I had a nice appointment and then started my Portland adventure. I walked all along the waterfront area which was mobbed with people and the city's Rose Festival being set up. I also borrowed a bike from my hotel and took a ride along the waterfront. The following day, I had booked a biking tour of the Columbia River Gorge and waterfalls (see pictures below). It is truly spectacular as you can see from some of the photos below. Portland is an incredible city and I would recommend a visit to people who have not been there. Aside from the amazing offerings within the confines of the city itself, the outskirts (Mt. Hood, Columbia River Gorge, and Pacific Coast areas) are all so beautiful. I had a nice mini-vacation and things continue to proceed nicely with my health care.

Monday, March 03, 2014

8 Years

It is hard to believe, but it was 8 years ago today that I was diagnosed with CML. Fortunately, as you can tell by my lack of blog entries, there is not too much to report. Last year, I had a bit of a scare as my PCR numbers went up for the first time in many years. As I readjusted my CML medication and cholesterol meds, everything returned to normal. The interaction between the two was apparently helping me. Since then, things have been stable and normal.

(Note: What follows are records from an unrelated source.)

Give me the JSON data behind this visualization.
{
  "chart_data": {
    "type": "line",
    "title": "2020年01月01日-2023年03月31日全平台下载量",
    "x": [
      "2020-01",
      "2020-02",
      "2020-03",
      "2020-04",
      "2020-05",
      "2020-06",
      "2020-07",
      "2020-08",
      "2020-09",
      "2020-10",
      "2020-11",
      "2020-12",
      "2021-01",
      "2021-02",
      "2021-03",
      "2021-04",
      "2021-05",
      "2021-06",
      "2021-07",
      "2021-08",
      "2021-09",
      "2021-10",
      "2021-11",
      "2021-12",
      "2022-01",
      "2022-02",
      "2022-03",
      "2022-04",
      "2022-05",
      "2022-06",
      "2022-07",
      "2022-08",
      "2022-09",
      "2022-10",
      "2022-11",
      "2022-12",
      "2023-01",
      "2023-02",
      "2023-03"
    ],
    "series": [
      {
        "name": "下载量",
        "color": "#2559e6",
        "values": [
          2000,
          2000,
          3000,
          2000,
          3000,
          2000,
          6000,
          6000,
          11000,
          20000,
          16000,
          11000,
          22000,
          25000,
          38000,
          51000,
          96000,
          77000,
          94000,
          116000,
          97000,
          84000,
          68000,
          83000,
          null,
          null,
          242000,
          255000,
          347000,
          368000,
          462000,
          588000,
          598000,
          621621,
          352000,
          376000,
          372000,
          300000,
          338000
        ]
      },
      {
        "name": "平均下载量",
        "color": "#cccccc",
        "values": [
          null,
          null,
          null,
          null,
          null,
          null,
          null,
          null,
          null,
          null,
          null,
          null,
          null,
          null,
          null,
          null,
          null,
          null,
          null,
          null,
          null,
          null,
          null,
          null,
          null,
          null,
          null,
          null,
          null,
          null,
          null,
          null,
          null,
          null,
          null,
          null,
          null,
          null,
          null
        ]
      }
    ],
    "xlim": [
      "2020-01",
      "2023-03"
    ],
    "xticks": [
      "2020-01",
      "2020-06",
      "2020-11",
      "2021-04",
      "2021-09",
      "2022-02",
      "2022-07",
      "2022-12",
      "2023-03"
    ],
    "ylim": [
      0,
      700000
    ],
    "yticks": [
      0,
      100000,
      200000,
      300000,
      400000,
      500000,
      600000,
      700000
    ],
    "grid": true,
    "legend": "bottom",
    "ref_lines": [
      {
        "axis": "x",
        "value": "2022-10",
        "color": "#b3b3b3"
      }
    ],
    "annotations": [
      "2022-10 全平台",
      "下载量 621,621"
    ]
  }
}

I am thankful that CML is not something I think about every day. I am thankful that Gleevec exists and works wonderfully. I am also thankful to the wonderful doctors whose life mission is to cure and treat this disease. Finally, I am thankful for my family and friends for all the support I have received as I have dealt with this diagnosis.

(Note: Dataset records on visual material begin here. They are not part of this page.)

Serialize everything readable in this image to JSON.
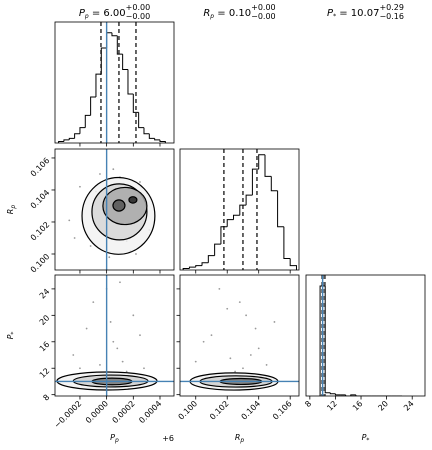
{
  "chart_data": [
    {
      "type": "histogram",
      "title": {
        "symbol": "P",
        "sub": "p",
        "text": " = 6.00",
        "upper": "+0.00",
        "lower": "−0.00"
      },
      "bins": [
        -0.00036,
        -0.00032,
        -0.00028,
        -0.00024,
        -0.0002,
        -0.00016,
        -0.00012,
        -8e-05,
        -4e-05,
        0,
        4e-05,
        8e-05,
        0.00012,
        0.00016,
        0.0002,
        0.00024,
        0.00028,
        0.00032,
        0.00036,
        0.0004,
        0.00044
      ],
      "counts": [
        1,
        2,
        3,
        6,
        10,
        18,
        30,
        45,
        62,
        72,
        70,
        58,
        48,
        32,
        20,
        10,
        6,
        3,
        2,
        1
      ],
      "quantiles": [
        -4.24e-05,
        9.24e-05,
        0.00022
      ],
      "truth_x": 0,
      "xlim": [
        -0.000387,
        0.000505
      ],
      "ylim": [
        0,
        79
      ],
      "xticks": [
        -0.0002,
        0,
        0.0002,
        0.0004
      ],
      "color": "#000000",
      "truth_color": "#4682b4"
    },
    {
      "type": "contour",
      "ylabel": {
        "symbol": "R",
        "sub": "p"
      },
      "points": {
        "x": [
          -0.00028,
          -0.0002,
          -0.00012,
          -5e-05,
          2e-05,
          0.0001,
          0.00018,
          0.00025,
          0.00032,
          -0.00024,
          0.0003,
          0.00015,
          -8e-05,
          0.00022,
          5e-05
        ],
        "y": [
          0.1021,
          0.1042,
          0.1005,
          0.105,
          0.0998,
          0.1048,
          0.1002,
          0.1045,
          0.1015,
          0.101,
          0.1038,
          0.1008,
          0.1039,
          0.1,
          0.1053
        ]
      },
      "contours": [
        {
          "cx": 8.86e-05,
          "cy": 0.10238,
          "rx": 0.000273,
          "ry": 0.0024,
          "fill": "#f2f2f2"
        },
        {
          "cx": 9.6e-05,
          "cy": 0.10263,
          "rx": 0.000206,
          "ry": 0.00175,
          "fill": "#d6d6d6"
        },
        {
          "cx": 0.000137,
          "cy": 0.103,
          "rx": 0.000165,
          "ry": 0.00116,
          "fill": "#a8a8a8"
        },
        {
          "cx": 9.24e-05,
          "cy": 0.10303,
          "rx": 4.5e-05,
          "ry": 0.00035,
          "fill": "#555555"
        },
        {
          "cx": 0.000197,
          "cy": 0.10338,
          "rx": 3e-05,
          "ry": 0.0002,
          "fill": "#222222"
        }
      ],
      "truth_x": 0,
      "xlim": [
        -0.000387,
        0.000505
      ],
      "ylim": [
        0.099,
        0.10656
      ],
      "xticks": [
        -0.0002,
        0,
        0.0002,
        0.0004
      ],
      "yticks": [
        {
          "value": 0.1,
          "label": "0.100"
        },
        {
          "value": 0.102,
          "label": "0.102"
        },
        {
          "value": 0.104,
          "label": "0.104"
        },
        {
          "value": 0.106,
          "label": "0.106"
        }
      ],
      "point_color": "#999999",
      "truth_color": "#4682b4"
    },
    {
      "type": "histogram",
      "title": {
        "symbol": "R",
        "sub": "p",
        "text": " = 0.10",
        "upper": "+0.00",
        "lower": "−0.00"
      },
      "bins": [
        0.0992,
        0.0996,
        0.1,
        0.1004,
        0.1008,
        0.1012,
        0.1016,
        0.102,
        0.1024,
        0.1028,
        0.1032,
        0.1036,
        0.104,
        0.1044,
        0.1048,
        0.1052,
        0.1056,
        0.106,
        0.1064
      ],
      "counts": [
        1,
        2,
        3,
        5,
        10,
        18,
        30,
        35,
        38,
        45,
        52,
        70,
        80,
        65,
        55,
        30,
        8,
        3
      ],
      "quantiles": [
        0.10179,
        0.103,
        0.10389
      ],
      "xlim": [
        0.099,
        0.10656
      ],
      "ylim": [
        0,
        84
      ],
      "xticks": [
        0.1,
        0.102,
        0.104,
        0.106
      ],
      "color": "#000000"
    },
    {
      "type": "contour",
      "xlabel": {
        "symbol": "P",
        "sub": "p"
      },
      "offset_text": "+6",
      "ylabel": {
        "symbol": "P",
        "sub": "*"
      },
      "points": {
        "x": [
          -0.00025,
          -0.00015,
          -5e-05,
          0,
          5e-05,
          0.00012,
          0.0002,
          0.00028,
          -0.0001,
          8e-05,
          0.00015,
          3e-05,
          -0.0002,
          0.00025,
          0.0001
        ],
        "y": [
          14,
          18,
          12.5,
          24,
          16,
          13,
          20,
          12,
          22,
          15,
          11.5,
          19,
          12,
          17,
          25
        ]
      },
      "contours": [
        {
          "cx": 2.5e-06,
          "cy": 10.07,
          "rx": 0.000375,
          "ry": 1.36,
          "fill": "#f2f2f2"
        },
        {
          "cx": 3e-05,
          "cy": 10.07,
          "rx": 0.00028,
          "ry": 0.9,
          "fill": "#cfcfcf"
        },
        {
          "cx": 4e-05,
          "cy": 10.0,
          "rx": 0.00015,
          "ry": 0.5,
          "fill": "#777777"
        }
      ],
      "truth_x": 0,
      "truth_y": 10,
      "xlim": [
        -0.000387,
        0.000505
      ],
      "ylim": [
        7.8,
        26.1
      ],
      "xticks": [
        {
          "value": -0.0002,
          "label": "−0.0002"
        },
        {
          "value": 0,
          "label": "0.0000"
        },
        {
          "value": 0.0002,
          "label": "0.0002"
        },
        {
          "value": 0.0004,
          "label": "0.0004"
        }
      ],
      "yticks": [
        8,
        12,
        16,
        20,
        24
      ],
      "point_color": "#999999",
      "truth_color": "#4682b4"
    },
    {
      "type": "contour",
      "xlabel": {
        "symbol": "R",
        "sub": "p"
      },
      "points": {
        "x": [
          0.1,
          0.101,
          0.102,
          0.103,
          0.104,
          0.105,
          0.1015,
          0.1025,
          0.1035,
          0.1045,
          0.1005,
          0.1028,
          0.1038,
          0.1022,
          0.1032
        ],
        "y": [
          13,
          17,
          21,
          12,
          15,
          19,
          24,
          11.5,
          14,
          12.5,
          16,
          22,
          18,
          13.5,
          20
        ]
      },
      "contours": [
        {
          "cx": 0.10243,
          "cy": 10.0,
          "rx": 0.00279,
          "ry": 1.3,
          "fill": "#f2f2f2"
        },
        {
          "cx": 0.10256,
          "cy": 10.0,
          "rx": 0.00229,
          "ry": 0.85,
          "fill": "#cfcfcf"
        },
        {
          "cx": 0.10287,
          "cy": 10.0,
          "rx": 0.00133,
          "ry": 0.45,
          "fill": "#777777"
        }
      ],
      "truth_y": 10,
      "xlim": [
        0.099,
        0.10656
      ],
      "ylim": [
        7.8,
        26.1
      ],
      "xticks": [
        {
          "value": 0.1,
          "label": "0.100"
        },
        {
          "value": 0.102,
          "label": "0.102"
        },
        {
          "value": 0.104,
          "label": "0.104"
        },
        {
          "value": 0.106,
          "label": "0.106"
        }
      ],
      "yticks": [
        8,
        12,
        16,
        20,
        24
      ],
      "point_color": "#999999",
      "truth_color": "#4682b4"
    },
    {
      "type": "histogram",
      "title": {
        "symbol": "P",
        "sub": "*",
        "text": " = 10.07",
        "upper": "+0.29",
        "lower": "−0.16"
      },
      "xlabel": {
        "symbol": "P",
        "sub": "*"
      },
      "bins": [
        9.6,
        10.4,
        11.2,
        12,
        12.8,
        13.6,
        14.4,
        15.2,
        16,
        16.8,
        17.6,
        18.4,
        19.2,
        20,
        20.8,
        21.6,
        22.4
      ],
      "counts": [
        100,
        3,
        2,
        1,
        1,
        0,
        1,
        0,
        0,
        0,
        0,
        0,
        0,
        0,
        0,
        0
      ],
      "quantiles": [
        9.91,
        10.07,
        10.36
      ],
      "truth_x": 10,
      "xlim": [
        7.4,
        26.0
      ],
      "ylim": [
        0,
        110
      ],
      "xticks": [
        8,
        12,
        16,
        20,
        24
      ],
      "color": "#000000",
      "truth_color": "#4682b4"
    }
  ]
}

Wednesday, October 30, 2013

Undetectable Again!

I have not posted for some, essentially waiting for test results. As you may recall, my numbers had unfortunately gone in the wrong direction last spring. Soon thereafter, I started on a higher dose of Gleevec and also went back on simvastatin. Over the summer, I had another PCR test revealing scores of about the same from what I had in the spring. The only good news was that the numbers were not going up, but rather staying the same.

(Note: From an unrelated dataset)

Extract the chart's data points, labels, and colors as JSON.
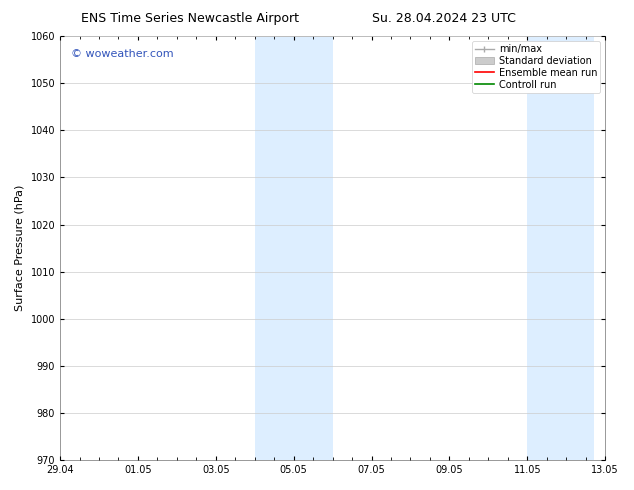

Just a couple of weeks ago, I went for another follow up visit in Boston and to have another PCR done. This was now about 6 months after starting the increased dose and simvastatin. I talked with Dr. Stone about the plans depending on how the results turned out. He felt that if I was no longer responding to Gleevec, my PCR numbers would have gone up, not stayed the same. He also felt that the simvastatin was likely increasing the effectiveness of the Gleevec and coming off may have been the culprit.

Yesterday, I received my results. As you can tell from the title of this post, I was back in the undetectable range. Needless to say, this was a huge relief. The plan is to continue what I am doing with the dosages and have another test in a few months.

I am hopeful that CML will return to the back burner of my mind again.